Anyone who has understood that the justice system, when dealing with juveniles, does not necessarily think in terms of “convict or acquit” but in escalation levels finds it easier to assess a defence strategy. Special prevention, that is, the effect on the juvenile themselves so that they do not become criminally liable again, is in the foreground. General prevention (deterrence of the public at large) is a determining factor only by way of exception (Sections 5 No. 1, 19 para. 2 JGG).
Level 1: dispensing with prosecution (waiver of prosecution, Section 5 No. 4, Section 6 JGG). The mildest response. For juvenile offences carrying a maximum sentence of up to five years (within the meaning of Section 5 No. 4 JGG), the public prosecutor must terminate the prosecution under certain conditions if no further measures are required and the offence did not cause death. This is not an act of grace, but a legal entitlement; if it is overlooked, the court can terminate the proceedings at the trial stage.
Level 2: diversion (Sections 7, 8 JGG, for young adults Section 19 para. 2 JGG). Out-of-court resolution by victim-offender mediation, community service, a probation period, or a fine. In juvenile criminal law, two important particularities: there is no upper sentencing limit (unlike for adults, where diversion is excluded for sentencing ranges above five years), and general prevention is no obstacle. Community service is tightly limited: a maximum of six hours per day, twelve hours per week, 120 hours in total. For victim-offender mediation, the victim's consent is made easier. For diversion in narcotics cases, health-related measures (counselling, therapy) require the consent of the legal representative (Section 35 para. 6 SMG).
From a defence perspective, level 2 is very often the actual defence goal. But it rarely waits for you on its own; a good diversion application is filed in writing and early: with restitution, with proof of therapy or anti-violence training (e.g. via NEUSTART), with drug counselling for narcotics allegations, and with an apology to the victim. Anyone who stays passive here and hopes for a proposal from the public prosecutor often loses weeks.

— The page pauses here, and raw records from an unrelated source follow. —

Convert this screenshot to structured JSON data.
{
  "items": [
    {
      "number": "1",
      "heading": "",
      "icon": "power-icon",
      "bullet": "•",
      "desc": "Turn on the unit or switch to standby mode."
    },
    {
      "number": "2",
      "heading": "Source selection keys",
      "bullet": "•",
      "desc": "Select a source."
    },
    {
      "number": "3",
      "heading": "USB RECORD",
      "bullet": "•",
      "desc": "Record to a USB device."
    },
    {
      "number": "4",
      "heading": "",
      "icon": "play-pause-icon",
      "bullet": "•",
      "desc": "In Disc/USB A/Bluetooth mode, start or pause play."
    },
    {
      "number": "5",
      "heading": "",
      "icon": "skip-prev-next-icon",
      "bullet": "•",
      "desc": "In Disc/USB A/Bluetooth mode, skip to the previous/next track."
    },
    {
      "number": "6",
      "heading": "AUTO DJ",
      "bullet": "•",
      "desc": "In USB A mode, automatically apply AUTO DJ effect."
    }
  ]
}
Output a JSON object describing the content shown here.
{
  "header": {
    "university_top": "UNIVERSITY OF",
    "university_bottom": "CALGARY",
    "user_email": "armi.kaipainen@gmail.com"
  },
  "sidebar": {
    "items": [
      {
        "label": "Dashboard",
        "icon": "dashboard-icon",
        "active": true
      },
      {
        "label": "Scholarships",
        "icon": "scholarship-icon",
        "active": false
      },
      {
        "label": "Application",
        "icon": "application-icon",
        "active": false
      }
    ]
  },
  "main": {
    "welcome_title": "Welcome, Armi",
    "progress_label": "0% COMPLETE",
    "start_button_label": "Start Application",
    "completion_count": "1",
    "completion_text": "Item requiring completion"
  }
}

Level 3: finding of guilt without sentence (Section 12 JGG). Already at the trial. The court establishes guilt but refrains from imposing a sentence because the sentence to be imposed would be minor and the finding of guilt alone is sufficient in terms of special prevention. “Minor” in practice means a custodial sentence of about three to four months (cf. OGH 25.9.2014, 12 Os 84/14s). Importantly: a finding of guilt under Section 12 JGG is not a prior conviction in the strict sense and is not taken into account as a prior conviction under Section 31 StGB in later proceedings.
Level 4: finding of guilt with sentence reserved (Section 13 JGG). A finding of guilt plus the threat of a sentence for a probation period, often combined with directives or probation services. The sentence is only actually imposed if the probation period does not run successfully.
Level 5: sentence. A fine or custodial sentence, modified under Section 5 JGG. We arrive here when the other levels do not suffice.
The strategic task of the defence is this: contribute everything that holds back this escalation earlier, and contribute it early and concretely, not just demand it but supply the supporting evidence.